Treatments & Hope for Vaccine & Cure
There is no clinically proven treatment or “cure” or vaccine to date for COVID-19, but there is hope.
“At this time, literature on treatments for COVID-19 is rapidly emerging and changing. Currently, there is no effective antiviral treatments for COVID-19. The cornerstone supportive therapy is providing sufficient respiratory support in the form of ARDS protocol for intubated patients or resorting to ECMO for those who are not progressing. The investigational drug, Remdesivir (an RNA dependent RNA polymerase inhibitor) is starting to be used in randomized clinical trials or for compassionate use for those who are severely affected in the ICU. Interestingly, statins are being recommended for several reasons including that cardiovascular disease is a major risk factor for COVID-19 disease severity and statins may promote antiviral innate immune response. At this time, cardiogenic shock appears to be contributing to 7-33% of deaths after recovery from the respiratory phase.3 Some institutions have started using hydroxycholoroquine as an off-label use (mechanism of action: prevents binding to ACE2 – which is thought to be implicated as a receptor used by COVID-19 for entrance to pneumocytes).”
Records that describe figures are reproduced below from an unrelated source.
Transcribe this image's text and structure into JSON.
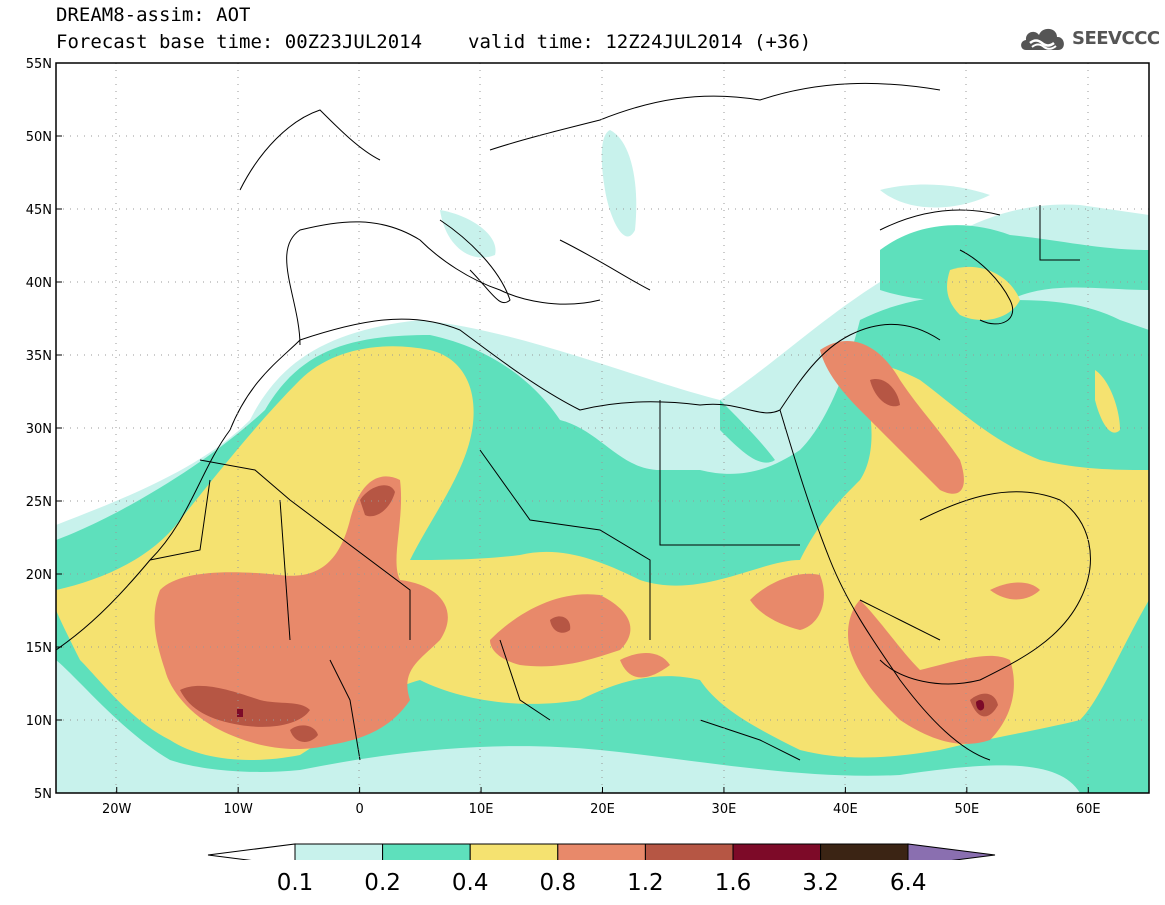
{
  "header": {
    "line1": "DREAM8-assim: AOT",
    "base_time": "Forecast base time: 00Z23JUL2014",
    "valid_time": "valid time: 12Z24JUL2014 (+36)"
  },
  "logo": {
    "text": "SEEVCCC",
    "icon": "cloud-logo-icon"
  },
  "map": {
    "lon_range": [
      -25,
      65
    ],
    "lat_range": [
      5,
      55
    ],
    "lat_ticks": [
      "55N",
      "50N",
      "45N",
      "40N",
      "35N",
      "30N",
      "25N",
      "20N",
      "15N",
      "10N",
      "5N"
    ],
    "lon_ticks": [
      "20W",
      "10W",
      "0",
      "10E",
      "20E",
      "30E",
      "40E",
      "50E",
      "60E"
    ]
  },
  "colorbar": {
    "labels": [
      "0.1",
      "0.2",
      "0.4",
      "0.8",
      "1.2",
      "1.6",
      "3.2",
      "6.4"
    ],
    "colors": [
      "#c8f2ec",
      "#5ee0bc",
      "#f5e270",
      "#e8896a",
      "#b65644",
      "#7d0a28",
      "#3b2414",
      "#8a6fb0"
    ]
  }
}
What other medications might help?
“Azithromycin [an antibiotic commonly known as Z-Pack] has been used if there is high suspicion for superimposed bacterial pneumonia. Early administration of steroids is not indicated (may increase viral shedding), but steroids may be beneficial in patients suffering from cytokine storm in the later stages or those who are in vasopressor-refractory shock. Tocilizumab is a monoclonal antibody to IL-6 that can also be used to assist in treating cytokine storm. NSAIDs [such as ibuprofen like Advil] should be avoided in patients with COVID-19 as they can worsen symptoms.
Dr. Troughton said patients with milder cases of COVID-19 are being treated with supportive therapy.
“Much of the therapy for mild COVID-19 is similar to the therapy that we would imply for influenza,” she said. “This includes symptom management with OTC medications such as acetaminophen [Tylenol, for example] for pain and fever reduction and oxymetazoline [nasal sprays like Afrin and Nasacort] can be used for sinus congestion for a maximum of 72 hours. Additionally, it is important to get lots of rest, drink water, eat healthy, wash your hands and social distance.”
Dr. Troughton encourages medical students and residents to learn everything possible during this unprecedented global emergency.
“Although this is a very scary time for everyone, take this opportunity to learn as much as you can as a medical student or resident about this novel virus and its management. We are becoming stronger clinicians by having these experiences and much of our learning comes from being in unknown situations. Stay healthy, follow precautions, take time for yourself, FaceTime friends and family, and be safe.”
- Ruan, Q., Yang, K., Wang, W. et al.Clinical predictors of mortality due to COVID-19 based on an analysis of data of 150 patients from Wuhan, China. Intensive Care Med (2020). https://doi.org/10.1007/s00134-020-05991-x
The UMHS Endeavour and UMHS website will be updated in the coming days as news of the pandemic unfolds.